Tadilat sırasında, kulübün yakınındaki Beşiktaş Zabıta Karakolluğundan işletmeye bakılıp bakılmadığı ya da apartman yönetiminden şikayet olup olmadığının sorulması üzerine Şekergümüş, "Herhangi bir geliş ya da şikayet olmadı." dedi.
Sanık Şekergümüş ayrıca "Tadilat boyunca İstanbul Büyükşehir Belediyesi ya da Beşiktaş Belediyesi sizi denetime geldi mi?" sorusuna karşılık, kimsenin denetime gelmediğini söyledi.
"Yangın neden çıkmış olabilir?" sorusuna da Şekergümüş, "Bence kaynakçının kaynağa devam etmesi ve arkadaki bezlerin tutuşması olabilir.
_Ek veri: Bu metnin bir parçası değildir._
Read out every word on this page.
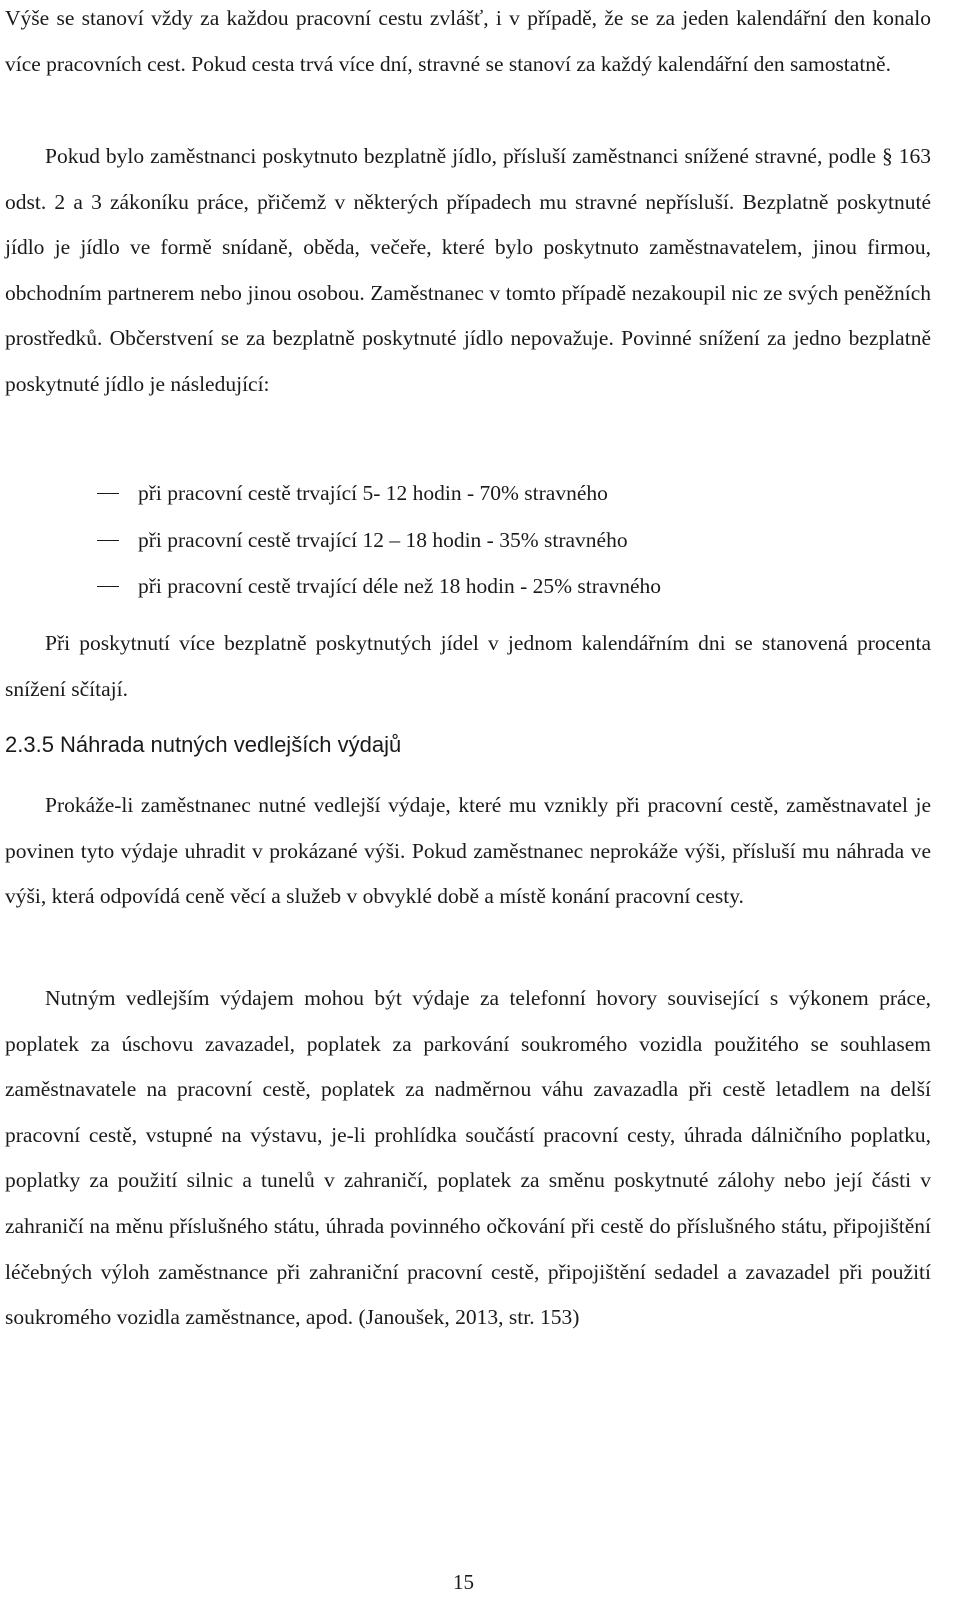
Výše se stanoví vždy za každou pracovní cestu zvlášť, i v případě, že se za jeden kalendářní den konalo více pracovních cest. Pokud cesta trvá více dní, stravné se stanoví za každý kalendářní den samostatně.

Pokud bylo zaměstnanci poskytnuto bezplatně jídlo, přísluší zaměstnanci snížené stravné, podle § 163 odst. 2 a 3 zákoníku práce, přičemž v některých případech mu stravné nepřísluší. Bezplatně poskytnuté jídlo je jídlo ve formě snídaně, oběda, večeře, které bylo poskytnuto zaměstnavatelem, jinou firmou, obchodním partnerem nebo jinou osobou. Zaměstnanec v tomto případě nezakoupil nic ze svých peněžních prostředků. Občerstvení se za bezplatně poskytnuté jídlo nepovažuje. Povinné snížení za jedno bezplatně poskytnuté jídlo je následující:

při pracovní cestě trvající 5- 12 hodin - 70% stravného
při pracovní cestě trvající 12 – 18 hodin - 35% stravného
při pracovní cestě trvající déle než 18 hodin - 25% stravného

Při poskytnutí více bezplatně poskytnutých jídel v jednom kalendářním dni se stanovená procenta snížení sčítají.

2.3.5 Náhrada nutných vedlejších výdajů

Prokáže-li zaměstnanec nutné vedlejší výdaje, které mu vznikly při pracovní cestě, zaměstnavatel je povinen tyto výdaje uhradit v prokázané výši. Pokud zaměstnanec neprokáže výši, přísluší mu náhrada ve výši, která odpovídá ceně věcí a služeb v obvyklé době a místě konání pracovní cesty.

Nutným vedlejším výdajem mohou být výdaje za telefonní hovory související s výkonem práce, poplatek za úschovu zavazadel, poplatek za parkování soukromého vozidla použitého se souhlasem zaměstnavatele na pracovní cestě, poplatek za nadměrnou váhu zavazadla při cestě letadlem na delší pracovní cestě, vstupné na výstavu, je-li prohlídka součástí pracovní cesty, úhrada dálničního poplatku, poplatky za použití silnic a tunelů v zahraničí, poplatek za směnu poskytnuté zálohy nebo její části v zahraničí na měnu příslušného státu, úhrada povinného očkování při cestě do příslušného státu, připojištění léčebných výloh zaměstnance při zahraniční pracovní cestě, připojištění sedadel a zavazadel při použití soukromého vozidla zaměstnance, apod. (Janoušek, 2013, str. 153)

15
Alınmamış önlemin ne olduğunu bilmiyorum." dedi.
Sanık savunmalarının ardından ara kararını açıklayan mahkeme heyeti, tutuklu sanıklar Dursun Çelik ve İbrahim Bildirici'nin "yurt dışına çıkış yasağı" ve "imza atmak" şeklinde adli kontrol tedbiri uygulanarak tahliyesine karar verdi.
Mahkeme heyeti, İsmet Şen, Şahzade Şekergümüş, Çağatay Altunel, Kahraman Erdem ve Mehmet Menduh Ceylan'ın üzerlerine atılı suçların vasıf ve mahiyeti dolayısıyla tutukluluk hallerinin devamını kararlaştırdı.
İki tutuksuz sanık hakkındaki adli kontrol tedbirlerinin devamına hükmeden heyet, ayrıca işletme ruhsatı ve itfaiye raporlarının ilgili kurumlardan istenmesine karar verdi.
Bir sonraki celse tanıkların dinlenilmesini kararlaştıran heyet, duruşmayı 7-8 Ekim'e erteledi.